Robust statistics traditionally focuses on outliers, or perturbations in total variation distance. However, a dataset could be corrupted in many other ways, such as systematic measurement errors and missing covariates. We generalize the robust statistics approach to consider perturbations under any Wasserstein distance, and show that robust estimation is possible whenever a distribution's population statistics are robust under a certain family of friendly perturbations. This generalizes a property called resilience previously employed in the special case of mean estimation with outliers. We justify the generalized resilience property by showing that it holds under moment or hypercontractive conditions. Even in the total variation case, these subsume conditions in the literature for mean estimation, regression, and covariance estimation; the resulting analysis simplifies and sometimes improves these known results in both population limit and finite-sample rate.
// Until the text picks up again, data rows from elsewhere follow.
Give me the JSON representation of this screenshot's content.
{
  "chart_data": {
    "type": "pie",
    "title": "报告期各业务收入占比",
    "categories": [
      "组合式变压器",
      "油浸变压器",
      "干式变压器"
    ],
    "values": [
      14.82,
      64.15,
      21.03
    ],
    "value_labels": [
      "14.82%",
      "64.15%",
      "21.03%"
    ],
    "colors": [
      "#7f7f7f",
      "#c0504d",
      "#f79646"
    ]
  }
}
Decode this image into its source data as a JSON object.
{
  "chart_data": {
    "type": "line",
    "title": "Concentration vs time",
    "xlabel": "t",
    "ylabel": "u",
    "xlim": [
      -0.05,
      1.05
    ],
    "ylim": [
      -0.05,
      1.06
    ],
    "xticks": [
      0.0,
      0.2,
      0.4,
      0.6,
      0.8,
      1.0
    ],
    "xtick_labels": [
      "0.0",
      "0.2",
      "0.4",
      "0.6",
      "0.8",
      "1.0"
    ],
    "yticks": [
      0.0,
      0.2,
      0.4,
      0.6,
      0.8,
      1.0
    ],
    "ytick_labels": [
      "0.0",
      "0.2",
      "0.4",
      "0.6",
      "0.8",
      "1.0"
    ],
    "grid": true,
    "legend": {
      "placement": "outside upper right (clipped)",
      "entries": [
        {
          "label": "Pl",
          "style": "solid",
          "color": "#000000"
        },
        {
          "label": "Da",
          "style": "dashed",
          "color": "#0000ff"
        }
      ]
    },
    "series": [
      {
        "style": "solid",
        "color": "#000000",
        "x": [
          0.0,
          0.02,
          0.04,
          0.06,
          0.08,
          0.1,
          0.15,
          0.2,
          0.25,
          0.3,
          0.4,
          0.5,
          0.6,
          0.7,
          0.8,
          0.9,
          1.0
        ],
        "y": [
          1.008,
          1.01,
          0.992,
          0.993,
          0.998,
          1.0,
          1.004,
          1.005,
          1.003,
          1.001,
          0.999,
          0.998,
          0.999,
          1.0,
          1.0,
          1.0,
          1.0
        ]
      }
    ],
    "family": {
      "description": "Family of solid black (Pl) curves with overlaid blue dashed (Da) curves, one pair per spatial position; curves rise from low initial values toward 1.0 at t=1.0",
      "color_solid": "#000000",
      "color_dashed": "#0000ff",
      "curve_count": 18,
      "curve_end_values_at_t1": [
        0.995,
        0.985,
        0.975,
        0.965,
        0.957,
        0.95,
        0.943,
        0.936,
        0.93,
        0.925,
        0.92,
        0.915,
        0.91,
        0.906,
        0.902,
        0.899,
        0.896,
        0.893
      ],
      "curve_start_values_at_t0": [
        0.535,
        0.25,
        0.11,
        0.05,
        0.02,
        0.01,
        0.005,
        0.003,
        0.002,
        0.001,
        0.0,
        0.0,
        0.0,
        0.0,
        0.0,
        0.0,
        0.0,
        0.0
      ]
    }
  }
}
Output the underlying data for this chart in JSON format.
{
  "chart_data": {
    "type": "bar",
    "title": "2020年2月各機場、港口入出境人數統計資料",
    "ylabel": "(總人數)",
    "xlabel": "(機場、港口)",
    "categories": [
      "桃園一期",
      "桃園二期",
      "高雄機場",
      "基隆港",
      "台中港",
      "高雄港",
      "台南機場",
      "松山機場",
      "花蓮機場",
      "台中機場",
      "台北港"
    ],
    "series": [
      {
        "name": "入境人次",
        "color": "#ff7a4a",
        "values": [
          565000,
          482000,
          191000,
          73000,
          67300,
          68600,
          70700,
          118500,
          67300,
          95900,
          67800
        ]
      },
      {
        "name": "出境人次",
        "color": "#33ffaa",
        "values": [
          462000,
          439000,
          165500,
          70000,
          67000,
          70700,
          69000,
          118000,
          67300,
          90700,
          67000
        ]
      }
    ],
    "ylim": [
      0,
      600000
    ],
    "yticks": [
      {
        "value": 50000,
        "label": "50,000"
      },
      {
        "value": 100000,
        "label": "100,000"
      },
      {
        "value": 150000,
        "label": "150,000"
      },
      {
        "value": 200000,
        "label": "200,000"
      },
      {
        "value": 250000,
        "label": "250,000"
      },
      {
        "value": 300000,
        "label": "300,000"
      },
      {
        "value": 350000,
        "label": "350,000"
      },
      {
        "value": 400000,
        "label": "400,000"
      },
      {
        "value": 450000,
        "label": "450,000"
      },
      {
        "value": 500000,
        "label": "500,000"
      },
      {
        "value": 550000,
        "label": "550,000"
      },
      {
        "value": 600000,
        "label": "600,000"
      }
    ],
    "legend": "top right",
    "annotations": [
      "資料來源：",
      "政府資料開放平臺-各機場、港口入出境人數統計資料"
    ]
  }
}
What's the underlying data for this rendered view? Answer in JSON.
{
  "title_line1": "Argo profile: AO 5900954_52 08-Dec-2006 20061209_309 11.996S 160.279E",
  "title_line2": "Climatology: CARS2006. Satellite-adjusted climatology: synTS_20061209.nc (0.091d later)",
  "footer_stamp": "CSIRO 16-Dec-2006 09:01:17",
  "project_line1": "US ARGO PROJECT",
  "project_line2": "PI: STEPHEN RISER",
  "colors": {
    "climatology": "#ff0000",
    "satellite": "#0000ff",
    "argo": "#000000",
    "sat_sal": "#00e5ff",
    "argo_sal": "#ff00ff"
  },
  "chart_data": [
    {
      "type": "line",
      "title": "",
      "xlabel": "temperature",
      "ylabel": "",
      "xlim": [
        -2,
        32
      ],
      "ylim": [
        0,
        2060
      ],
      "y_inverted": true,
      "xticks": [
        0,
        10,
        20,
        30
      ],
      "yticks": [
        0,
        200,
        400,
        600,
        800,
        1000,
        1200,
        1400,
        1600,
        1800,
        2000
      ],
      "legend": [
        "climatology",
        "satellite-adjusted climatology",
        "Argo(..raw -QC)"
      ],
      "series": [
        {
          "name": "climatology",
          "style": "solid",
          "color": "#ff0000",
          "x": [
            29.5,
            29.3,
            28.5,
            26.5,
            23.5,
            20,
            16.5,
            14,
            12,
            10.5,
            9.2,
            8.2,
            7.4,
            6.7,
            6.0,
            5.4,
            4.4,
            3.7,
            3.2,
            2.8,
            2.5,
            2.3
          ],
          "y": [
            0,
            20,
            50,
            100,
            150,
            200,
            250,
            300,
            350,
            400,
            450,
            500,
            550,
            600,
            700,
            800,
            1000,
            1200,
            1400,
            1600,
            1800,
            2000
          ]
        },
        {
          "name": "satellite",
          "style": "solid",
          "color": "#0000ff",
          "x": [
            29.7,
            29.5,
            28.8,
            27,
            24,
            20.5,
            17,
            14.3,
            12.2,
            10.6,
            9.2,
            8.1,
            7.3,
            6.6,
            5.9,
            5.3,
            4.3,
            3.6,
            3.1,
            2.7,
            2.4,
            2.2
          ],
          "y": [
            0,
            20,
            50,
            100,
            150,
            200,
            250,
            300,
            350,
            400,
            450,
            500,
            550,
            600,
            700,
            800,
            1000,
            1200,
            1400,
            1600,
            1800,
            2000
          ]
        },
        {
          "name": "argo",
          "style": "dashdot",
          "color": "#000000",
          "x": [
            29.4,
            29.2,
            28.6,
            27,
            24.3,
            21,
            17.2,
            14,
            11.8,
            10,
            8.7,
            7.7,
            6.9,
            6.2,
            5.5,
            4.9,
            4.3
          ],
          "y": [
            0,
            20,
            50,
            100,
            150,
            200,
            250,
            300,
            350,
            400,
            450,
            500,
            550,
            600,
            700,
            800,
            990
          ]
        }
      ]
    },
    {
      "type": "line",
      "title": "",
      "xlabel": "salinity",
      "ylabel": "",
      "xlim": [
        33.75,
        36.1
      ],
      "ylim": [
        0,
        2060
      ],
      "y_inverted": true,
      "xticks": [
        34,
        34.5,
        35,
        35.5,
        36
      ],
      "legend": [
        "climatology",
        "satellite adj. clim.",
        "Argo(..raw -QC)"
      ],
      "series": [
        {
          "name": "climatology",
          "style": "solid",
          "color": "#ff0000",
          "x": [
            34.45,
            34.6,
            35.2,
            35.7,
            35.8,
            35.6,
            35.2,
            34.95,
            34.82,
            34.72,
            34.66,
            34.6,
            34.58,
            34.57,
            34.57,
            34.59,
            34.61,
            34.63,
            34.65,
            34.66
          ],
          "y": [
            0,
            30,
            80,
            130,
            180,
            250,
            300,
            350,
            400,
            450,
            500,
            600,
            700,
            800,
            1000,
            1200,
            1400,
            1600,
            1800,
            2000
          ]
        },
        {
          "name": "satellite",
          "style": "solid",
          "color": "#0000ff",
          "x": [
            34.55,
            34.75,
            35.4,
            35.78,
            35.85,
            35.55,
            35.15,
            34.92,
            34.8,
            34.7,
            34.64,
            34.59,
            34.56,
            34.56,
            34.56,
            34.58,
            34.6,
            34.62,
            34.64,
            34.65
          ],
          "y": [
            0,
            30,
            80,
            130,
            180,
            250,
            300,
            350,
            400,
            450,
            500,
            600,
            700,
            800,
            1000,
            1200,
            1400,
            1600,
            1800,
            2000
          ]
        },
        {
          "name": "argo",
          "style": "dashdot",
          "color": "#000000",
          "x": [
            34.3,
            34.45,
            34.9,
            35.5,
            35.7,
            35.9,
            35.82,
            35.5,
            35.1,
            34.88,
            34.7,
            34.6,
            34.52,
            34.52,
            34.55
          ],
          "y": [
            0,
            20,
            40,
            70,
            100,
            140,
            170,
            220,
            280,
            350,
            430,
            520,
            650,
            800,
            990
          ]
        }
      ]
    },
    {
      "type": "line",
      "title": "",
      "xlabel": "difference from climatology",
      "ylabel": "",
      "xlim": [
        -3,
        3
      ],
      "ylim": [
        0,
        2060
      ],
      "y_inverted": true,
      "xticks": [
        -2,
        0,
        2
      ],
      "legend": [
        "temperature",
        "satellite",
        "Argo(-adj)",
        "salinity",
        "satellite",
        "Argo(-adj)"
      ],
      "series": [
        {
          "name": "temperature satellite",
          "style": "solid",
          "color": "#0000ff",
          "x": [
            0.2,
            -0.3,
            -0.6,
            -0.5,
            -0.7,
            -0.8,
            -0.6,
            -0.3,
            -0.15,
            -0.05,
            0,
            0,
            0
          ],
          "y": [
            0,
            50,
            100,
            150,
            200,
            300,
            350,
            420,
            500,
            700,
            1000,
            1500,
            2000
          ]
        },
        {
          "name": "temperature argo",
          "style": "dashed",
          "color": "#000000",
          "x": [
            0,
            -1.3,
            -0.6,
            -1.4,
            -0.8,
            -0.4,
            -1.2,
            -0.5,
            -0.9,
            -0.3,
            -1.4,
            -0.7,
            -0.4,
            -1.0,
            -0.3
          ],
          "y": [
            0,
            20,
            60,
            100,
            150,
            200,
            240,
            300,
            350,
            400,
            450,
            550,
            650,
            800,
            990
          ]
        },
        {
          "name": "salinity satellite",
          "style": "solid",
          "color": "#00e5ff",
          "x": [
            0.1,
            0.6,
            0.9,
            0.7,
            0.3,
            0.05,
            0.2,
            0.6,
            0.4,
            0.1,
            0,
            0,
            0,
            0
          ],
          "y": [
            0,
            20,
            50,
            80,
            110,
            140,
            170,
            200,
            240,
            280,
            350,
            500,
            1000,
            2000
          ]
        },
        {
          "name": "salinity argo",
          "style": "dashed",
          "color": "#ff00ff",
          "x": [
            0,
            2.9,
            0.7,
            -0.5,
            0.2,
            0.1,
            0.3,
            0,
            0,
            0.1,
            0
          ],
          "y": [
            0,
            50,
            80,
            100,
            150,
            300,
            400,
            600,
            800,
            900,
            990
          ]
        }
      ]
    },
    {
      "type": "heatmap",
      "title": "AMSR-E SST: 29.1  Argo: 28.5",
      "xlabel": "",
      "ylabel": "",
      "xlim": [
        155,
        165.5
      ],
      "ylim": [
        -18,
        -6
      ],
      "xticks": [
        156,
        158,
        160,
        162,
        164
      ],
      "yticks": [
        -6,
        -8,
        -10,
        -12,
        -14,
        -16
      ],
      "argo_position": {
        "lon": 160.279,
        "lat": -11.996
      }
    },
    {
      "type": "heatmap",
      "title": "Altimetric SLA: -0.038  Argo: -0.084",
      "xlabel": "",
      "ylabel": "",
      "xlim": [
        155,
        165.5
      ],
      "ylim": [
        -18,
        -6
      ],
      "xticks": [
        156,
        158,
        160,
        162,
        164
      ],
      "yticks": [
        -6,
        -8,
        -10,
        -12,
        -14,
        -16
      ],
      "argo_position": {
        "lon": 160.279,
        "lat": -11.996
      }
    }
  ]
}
Our robust estimators are based on minimum distance (MD) functionals (Donoho and Liu, 1988), which project onto a set of distributions under a discrepancy related to the perturbation. We present two approaches for designing MD estimators with good finite- sample rates: weakening the discrepancy and expanding the set of distributions. We also present connections to Gao et al. (2019)'s recent analysis of generative adversarial networks for robust estimation.
Joint work with Banghua Zhu and Jacob Steinhardt
Jiantao Jiao is an Assistant Professor in the Department of Electrical Engineering and Computer Sciences and Department of Statistics at University of California, Berkeley. He received his B.Eng. degree in Electronic Engineering from Tsinghua University, Beijing, China in 2012, and his M.Sc. and Ph.D. degrees in Electrical Engineering from Stanford University in 2014 and 2018, respectively. He is a recipient of the Presidential Award of Tsinghua University and the Stanford Graduate Fellowship. He was a semi-plenary speaker at ISIT 2015 and a co-recipient of the ISITA 2016 Student Paper Award and MobiHoc 2019 best paper award. His research interests are in statistical machine learning, high-dimensional and nonparametric statistics, mathematical programming, applied probability, information theory, and their applications.